A quarta coisa é simplesmente a seguinte: quando saio do espaço da sala de aula, os mesmos alunos que me cumprimentaram quando entrei não me reconhecem mais. Será que não se lembram de mim, estão cansados ou simplesmente me odeiam? Talvez nenhuma das respostas acima: ser aluno é tratar o professor como um empregado, que está vendendo um serviço e, quando muito, oferecendo vantagens. Nada além. Não sou amigo dos alunos porque dou aulas a eles. Pelo contrário. É apenas uma questão de conveniência cumprimentar um professor. De qualquer modo, para que cumprimentar um professor? É só mais um idiota que teoriza. A escola da vida é muito melhor que os livros. Para que teorizar? Só a prática interessa! Esclarecimento? Que merda é esta? E saio com meu orgulho ofendido, mas pensando que, ao menos, atingi-os com minhas palavras. Oh, quanto poder! Fora da sala de aula e das preparações, quando vou ao supermercado ou à biblioteca, meus alunos fazem de conta que não me veem, pelo simples prazer em fazer o jogo de quem manda. Se os faço esperar – porque sou um profissional em fazer esperar – eles me ignoram. E, me ignorando, também mandam em mim, assim como durante a aula, quando me perguntam se a chamada foi feita ou qual a data da próxima prova... No fundo, sou um professor obediente porque fui um aluno mais obediente que meus próprios alunos. Bem, agora vou em direção à sala de professores, tenho uma reunião a seguir. Logo contarei como é este ambiente, pois meu único prazer é fazer esperar.

3 comentários:

Daniel F disse...

Ok, esperarei ansiosamente.
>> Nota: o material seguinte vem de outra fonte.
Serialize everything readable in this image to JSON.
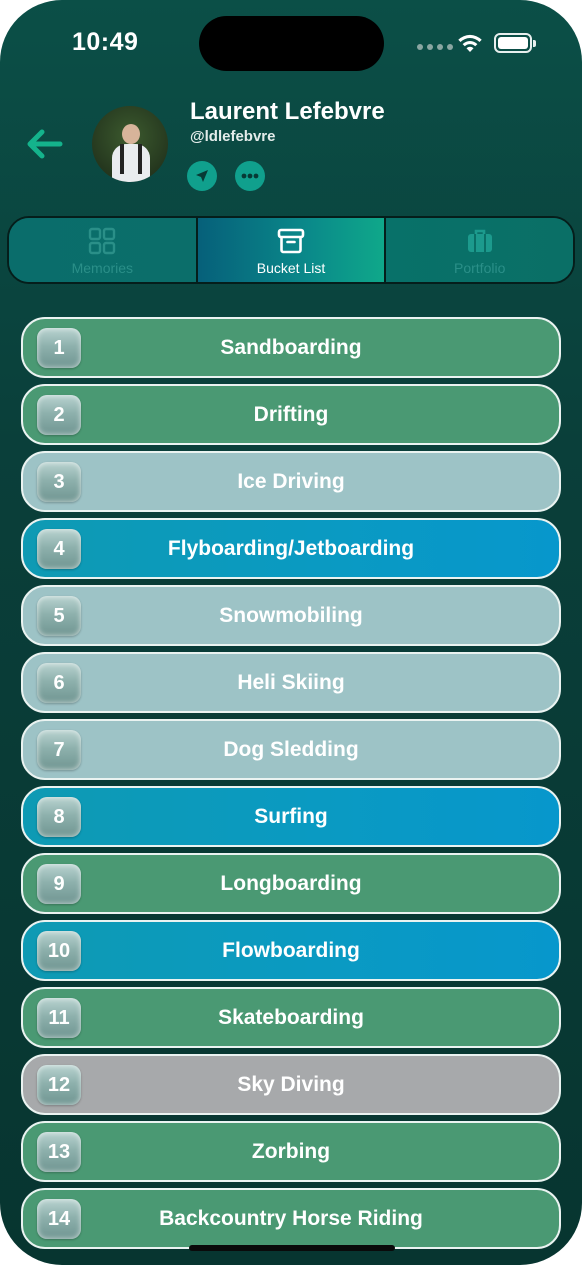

Na minha opinião, a próxima parte poderia ser escrita como um conto de terror, daqueles bem carregados e até de mau gosto, tipo gótico do século XIX, Lovecraft essas coisas.

Abraço!

Daniel.

Eliana Pougy disse...

Não sei... sou amiga de meus alunos, gosto de vê-los falando, eles conversam comigo, surpreendem-se, aprendem coisas novas e, pasmem, paricipam de avaliações coletivas em que todos aprendem uns com os outros! Simplesmente não acredito nos métodos tradicionais. E não os sigo. Eu digo abertamente aos meus alunos que faço experiências com eles. Afirmo que cada semestre é de um jeito e que pode ser que dê certo mas pode ser que não dê. E eles entram no jogo. E fico muito, mas muito brava, com quem fica apático. Esculacho, provoco, chamo pra briga. Sei lá. Eu me tornei professora porque gosto de gente. Gosto de gente, mesmo cheia de imperfeições. Acho que sou uma professora incrédula!

Álogos disse...

Eliana,

este texto é mais um relato tragicômico do que não dá certo. Falo de um tipo de professor bem comum, que é aquele que culpa o mundo por ser professor. Que não faz nada para mudar. Mas que acredita na humanidade, embora tenha experiências terríveis. Por isso, a inspiração em Dostoievski é clara. Em nenhum momento, é claro, afirmo que ser professor é estar condenado ao fracasso. Este é apenas o monólogo das idas e voltas do pensamento de um professor que, apesar de tudo, quer algo diferente. Seria ele o úlitmo homem? Veja a última parte.

Abraço.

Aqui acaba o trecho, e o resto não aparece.